After being asked to summarize a 50 page paper. A colleague took a stab at the summary by running it through ChatGPT. What Gerben found was interesting:

ChatGPT doesn’t summarise. When you ask ChatGPT to summarise this text, it instead shortens the text. And there is a fundamental difference between the two. To summarise, you need to understand what the paper is saying. To shorten text, not so much. To truly summarise, you need to be able to detect that from 40 sentences, 35 are leading up to the 36th, 4 follow it with some additional remarks, but it is that 36th that is essential for the summary and that without that 36th, the content is lost.

He concludes that LLM’s are influenced by how it was trained (it’s parameters) and the context you’ve given the LLM via the chat interface.

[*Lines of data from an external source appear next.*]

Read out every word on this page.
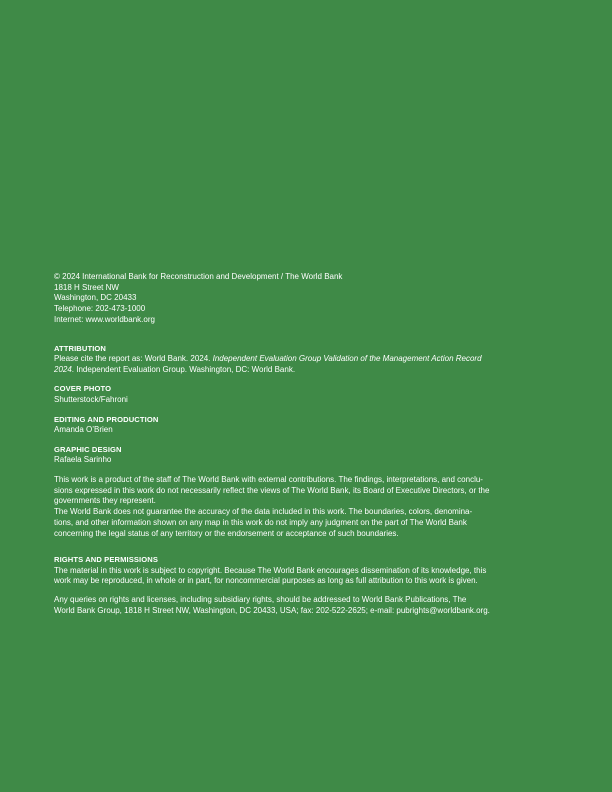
© 2024 International Bank for Reconstruction and Development / The World Bank

1818 H Street NW

Washington, DC 20433

Telephone: 202-473-1000

Internet: www.worldbank.org

ATTRIBUTION

Please cite the report as: World Bank. 2024. Independent Evaluation Group Validation of the Management Action Record

2024. Independent Evaluation Group. Washington, DC: World Bank.

COVER PHOTO

Shutterstock/Fahroni

EDITING AND PRODUCTION

Amanda O’Brien

GRAPHIC DESIGN

Rafaela Sarinho

This work is a product of the staff of The World Bank with external contributions. The findings, interpretations, and conclu-

sions expressed in this work do not necessarily reflect the views of The World Bank, its Board of Executive Directors, or the

governments they represent.

The World Bank does not guarantee the accuracy of the data included in this work. The boundaries, colors, denomina-

tions, and other information shown on any map in this work do not imply any judgment on the part of The World Bank

concerning the legal status of any territory or the endorsement or acceptance of such boundaries.

RIGHTS AND PERMISSIONS

The material in this work is subject to copyright. Because The World Bank encourages dissemination of its knowledge, this

work may be reproduced, in whole or in part, for noncommercial purposes as long as full attribution to this work is given.

Any queries on rights and licenses, including subsidiary rights, should be addressed to World Bank Publications, The

World Bank Group, 1818 H Street NW, Washington, DC 20433, USA; fax: 202-522-2625; e-mail: pubrights@worldbank.org.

If the subject is well-represented by the parameters (there has been lots of it in the training material), the parameters dominate the summary more and the actual text you want to summarise influences the summary less. Hence: LLM Chatbots are pretty bad in making specific summaries of a subject that is widespread;… If the context is relatively small, it has little influence and the result is dominated by the parameters, so not by the text you are trying to summarise; If the context is large enough and the subject is not well-represented by the parameters (there hasn’t been much about it in the training material), the text you want to summarise dominates the result. But the mechanism you will see is ‘text shortening‘, not true summarising.